Ancien chef de la diplomatie du président Blaise Compaoré, M. Bassolé a été
interpellé le 29 septembre 2015 pour son implication présumée dans le putsch
manqué perpétré le 17 septembre contre le gouvernement de transition mis en
place après la chute de M. Compaoré.
Il est visé par sept chefs d’accusation dont "trahison, associations de
malfaiteurs, complicité de meurtres, complicité de coups et blessures
volontaires" ou encore "incitation à la rébellion".
La justice burkinabè avait inculpé M. Bassolé sur la base de
l’enregistrement d’une conversation téléphonique supposée entre lui et le
président de l’Assemblée nationale ivoirienne Guillaume Soro, dans laquelle
les deux interlocuteurs parlaient du putsch en cours.
Djibrill Bassolé et Guillaume Soro ont tous les deux nié avoir eu cette
conversation, dénonçant une "manipulation".

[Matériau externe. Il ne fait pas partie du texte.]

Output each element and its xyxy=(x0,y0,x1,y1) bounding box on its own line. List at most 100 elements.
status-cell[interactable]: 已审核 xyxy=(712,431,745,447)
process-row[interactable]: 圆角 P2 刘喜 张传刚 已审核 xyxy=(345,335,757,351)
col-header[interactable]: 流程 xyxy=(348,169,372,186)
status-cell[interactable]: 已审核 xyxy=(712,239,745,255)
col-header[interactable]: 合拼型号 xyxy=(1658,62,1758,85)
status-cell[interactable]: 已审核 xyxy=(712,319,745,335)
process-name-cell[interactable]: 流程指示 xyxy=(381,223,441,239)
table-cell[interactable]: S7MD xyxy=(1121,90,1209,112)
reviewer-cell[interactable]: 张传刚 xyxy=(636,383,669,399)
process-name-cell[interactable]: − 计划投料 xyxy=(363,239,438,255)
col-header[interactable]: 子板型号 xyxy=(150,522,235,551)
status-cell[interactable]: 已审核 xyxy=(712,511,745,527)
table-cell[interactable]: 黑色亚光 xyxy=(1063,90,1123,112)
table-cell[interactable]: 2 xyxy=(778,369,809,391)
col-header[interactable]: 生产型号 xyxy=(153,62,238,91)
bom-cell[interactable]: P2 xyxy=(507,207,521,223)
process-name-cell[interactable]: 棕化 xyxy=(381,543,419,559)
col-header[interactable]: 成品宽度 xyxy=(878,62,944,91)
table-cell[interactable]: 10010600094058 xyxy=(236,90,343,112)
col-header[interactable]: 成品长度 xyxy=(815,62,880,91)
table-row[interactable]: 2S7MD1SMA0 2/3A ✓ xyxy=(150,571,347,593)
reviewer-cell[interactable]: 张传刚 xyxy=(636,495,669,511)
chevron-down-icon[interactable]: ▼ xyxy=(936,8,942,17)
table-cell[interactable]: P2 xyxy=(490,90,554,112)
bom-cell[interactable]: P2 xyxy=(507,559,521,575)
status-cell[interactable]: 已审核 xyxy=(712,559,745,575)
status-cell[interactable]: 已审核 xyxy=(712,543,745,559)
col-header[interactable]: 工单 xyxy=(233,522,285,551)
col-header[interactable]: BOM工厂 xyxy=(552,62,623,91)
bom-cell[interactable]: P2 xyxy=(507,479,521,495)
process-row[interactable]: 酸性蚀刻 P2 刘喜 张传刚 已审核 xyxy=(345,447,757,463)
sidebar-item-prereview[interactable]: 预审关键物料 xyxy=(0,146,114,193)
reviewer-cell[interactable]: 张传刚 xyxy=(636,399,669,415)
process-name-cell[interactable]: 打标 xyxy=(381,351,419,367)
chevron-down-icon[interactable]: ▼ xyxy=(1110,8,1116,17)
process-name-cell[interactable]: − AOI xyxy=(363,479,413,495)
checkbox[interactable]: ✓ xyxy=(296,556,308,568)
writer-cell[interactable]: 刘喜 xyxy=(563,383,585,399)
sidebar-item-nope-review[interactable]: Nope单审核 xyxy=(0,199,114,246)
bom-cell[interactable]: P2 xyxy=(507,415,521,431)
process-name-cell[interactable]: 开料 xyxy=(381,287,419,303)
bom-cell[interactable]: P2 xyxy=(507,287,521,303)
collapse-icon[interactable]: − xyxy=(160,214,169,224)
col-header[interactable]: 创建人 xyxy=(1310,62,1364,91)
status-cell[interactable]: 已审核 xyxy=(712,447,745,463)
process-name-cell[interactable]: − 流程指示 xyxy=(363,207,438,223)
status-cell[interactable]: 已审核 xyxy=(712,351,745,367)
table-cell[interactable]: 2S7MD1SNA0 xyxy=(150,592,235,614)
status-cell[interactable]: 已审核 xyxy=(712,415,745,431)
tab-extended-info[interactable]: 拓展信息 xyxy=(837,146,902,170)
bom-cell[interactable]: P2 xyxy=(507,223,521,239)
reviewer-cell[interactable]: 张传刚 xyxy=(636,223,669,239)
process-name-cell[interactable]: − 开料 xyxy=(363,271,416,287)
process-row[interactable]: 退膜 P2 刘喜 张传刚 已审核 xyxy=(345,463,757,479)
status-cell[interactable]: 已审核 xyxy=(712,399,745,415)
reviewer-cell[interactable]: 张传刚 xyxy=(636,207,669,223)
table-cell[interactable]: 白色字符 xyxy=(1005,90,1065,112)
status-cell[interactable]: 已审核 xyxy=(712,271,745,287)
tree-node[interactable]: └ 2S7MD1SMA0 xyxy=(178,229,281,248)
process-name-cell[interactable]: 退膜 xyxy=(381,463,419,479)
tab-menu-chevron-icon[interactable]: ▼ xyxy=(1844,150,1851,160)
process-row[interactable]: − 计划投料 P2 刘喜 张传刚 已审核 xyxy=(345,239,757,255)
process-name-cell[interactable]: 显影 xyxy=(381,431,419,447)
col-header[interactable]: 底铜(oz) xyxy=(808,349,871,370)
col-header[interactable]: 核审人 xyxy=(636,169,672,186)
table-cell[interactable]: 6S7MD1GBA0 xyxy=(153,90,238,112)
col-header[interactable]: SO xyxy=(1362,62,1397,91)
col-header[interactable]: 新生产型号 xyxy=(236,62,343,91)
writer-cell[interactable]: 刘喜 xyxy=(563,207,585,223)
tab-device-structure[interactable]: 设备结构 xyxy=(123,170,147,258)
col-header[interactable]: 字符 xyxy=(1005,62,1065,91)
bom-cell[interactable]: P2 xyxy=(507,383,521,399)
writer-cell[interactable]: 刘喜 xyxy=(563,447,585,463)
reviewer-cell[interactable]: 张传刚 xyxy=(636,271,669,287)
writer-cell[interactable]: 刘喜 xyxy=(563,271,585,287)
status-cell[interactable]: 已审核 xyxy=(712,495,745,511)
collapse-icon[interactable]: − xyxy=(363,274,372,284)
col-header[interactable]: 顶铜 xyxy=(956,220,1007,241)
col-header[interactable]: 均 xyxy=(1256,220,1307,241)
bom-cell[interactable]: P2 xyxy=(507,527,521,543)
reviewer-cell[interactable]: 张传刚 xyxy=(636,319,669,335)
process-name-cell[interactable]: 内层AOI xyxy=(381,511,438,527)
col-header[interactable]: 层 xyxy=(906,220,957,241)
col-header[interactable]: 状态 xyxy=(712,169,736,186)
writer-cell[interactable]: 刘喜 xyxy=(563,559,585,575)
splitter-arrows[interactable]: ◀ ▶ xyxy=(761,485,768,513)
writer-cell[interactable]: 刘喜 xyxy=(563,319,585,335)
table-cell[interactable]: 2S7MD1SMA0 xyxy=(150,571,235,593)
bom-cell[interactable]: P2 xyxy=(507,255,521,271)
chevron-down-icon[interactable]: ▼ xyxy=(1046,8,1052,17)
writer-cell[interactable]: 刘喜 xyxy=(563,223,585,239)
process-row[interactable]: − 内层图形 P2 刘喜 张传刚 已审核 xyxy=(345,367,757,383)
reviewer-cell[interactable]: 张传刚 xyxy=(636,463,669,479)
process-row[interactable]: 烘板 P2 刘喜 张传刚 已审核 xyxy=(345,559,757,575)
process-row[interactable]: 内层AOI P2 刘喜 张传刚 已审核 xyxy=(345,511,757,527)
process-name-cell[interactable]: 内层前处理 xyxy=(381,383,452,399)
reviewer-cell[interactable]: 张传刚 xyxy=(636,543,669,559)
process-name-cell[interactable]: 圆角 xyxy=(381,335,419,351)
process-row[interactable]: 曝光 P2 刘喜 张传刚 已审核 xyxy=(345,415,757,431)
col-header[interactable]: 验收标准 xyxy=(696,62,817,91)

Le tribunal militaire qui instruit le dossier a renoncé début juin à son
mandat d’arrêt lancé en janvier contre M. Soro, demandant à Abidjan de le
poursuivre.
Le 16 septembre 2015, des soldats du Régiment de sécurité présidentielle
(RSP), l’ancienne garde prétorienne de M. Compaoré, avaient tenté en vain de
renverser le gouvernement de transition mis en place après la chute de M.
Compaoré. Le putsch a échoué grâce à une mobilisation populaire soutenue par
une partie de l’armée.
Au moins une douzaine de personnes sur 71 incarcérées bénéficient d’une
liberté provisoire dans ce dossier.
Le commissaire du gouvernement a annoncé début septembre que le procès sur
le putsch se tiendra d’ici "début janvier".